Il 18 giugno andrà in onda Quelli della notte in cattedra, lo speciale dedicato ai 40 anni di un programma che ha fatto storia. In un libro di quegli anni tu ringraziavi chi si era fatto prendere in giro, sottolineando l'insostituibile leggerezza dello scherzo. Sono stati gli scherzi la base di quel programma?

Non proprio. Io venivo da un successo strepitoso che era Cari amici vicini e lontani, fatto nell'ottobre dell'84, cinque puntate che tra l'altro andranno in onda dal 10 luglio su Rai 3. Quel programma faceva 18 milioni di telespettatori ed era la prima trasmissione nostalgia della Tv, fatta da me che avevo fatto sempre programmi per giovani. Quel successo mi spaventò perché temevo di rimanere legato alla nostalgia, lo sguardo al passato. Allora andai da Giovanni Minoli, allora direttore, dicendogli: "Voglio fare un programma pericolosissimo, ma assolutamente nuovo. Voglio tirare tardi e fare quello che facciamo a casa di sera tra amici, conversazioni stupide e senza senso, orchestrine e canzoni".

Quello spirito che c'era nel programma pareva qualcosa di assolutamente naturale. Non c'è stata alcuna preparazione?
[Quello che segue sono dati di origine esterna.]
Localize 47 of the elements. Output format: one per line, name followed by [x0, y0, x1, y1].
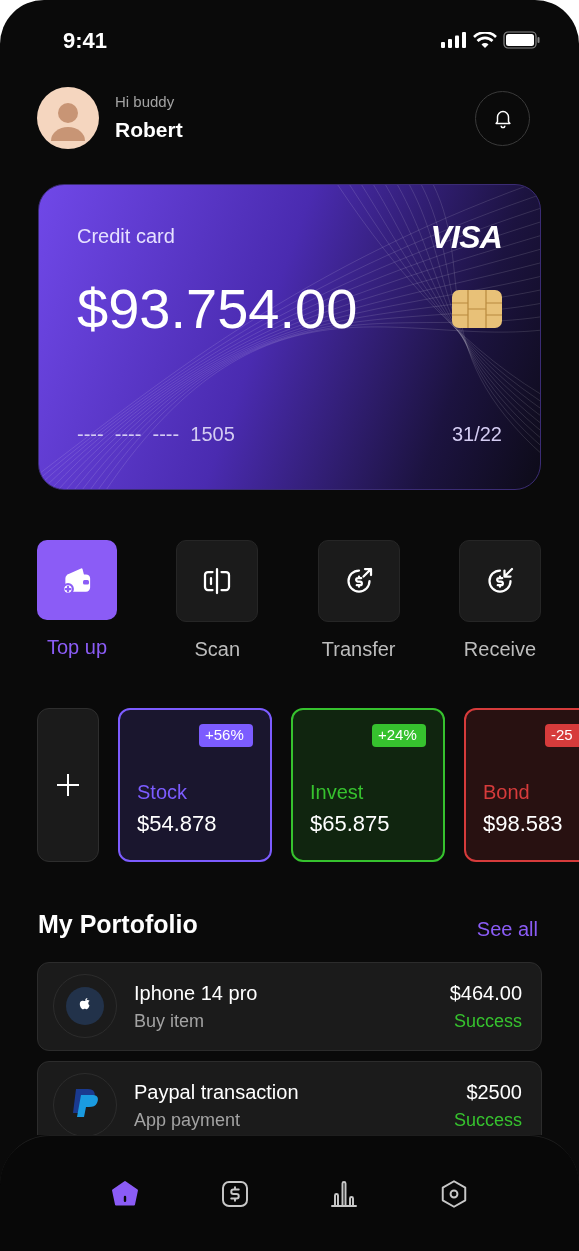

Il contrario: li ho catechizzati per una settimana intera, dicendo loro cosa dovessero fare in tutto e per tutto. Poi per un mese ci siamo buttati letteralmente a fare questa rivoluzione senza né arte né parte, senza scrivere un rigo, soltanto avendo individuato.

C'erano alto e basso che si incontravano, il no sense di Frassica, la banalità voluta di Catalano.

Non era un programma, era una jam session.

Di Pazzaglia che ricordi hai?

I grandi umoristi per me rimangono tre: Mario Marenco, Paolo Villaggio e Riccardo Pazzaglia. Riccardo è stato certamente, oltre che un grande autore di canzoni con Modugno, un umorista di livello incredibile. Aveva questo difetto di essere modesto nella vita. Una volta mi invitò nel suo ufficio, che si trovava in una ex casa di tolleranza a Roma, in una delle stanze delle prostitute: "Io vengo a lavorare qua", diceva come forma di ironia verso la situazione, quella di lavorare in un posto dove aveva lavorato in un altro senso una gentil donna. Riccardo è una personalità che ogni tanto andrebbe rivisitata a Napoli. Era condomino di Boncompagni, che a volte mi raccontava riunioni di condominio in cui inventava cose incredibili per combattere la noia. Scriveva su un giornale, pagato pochissimo, ho dovuto forzarlo per farlo apparire.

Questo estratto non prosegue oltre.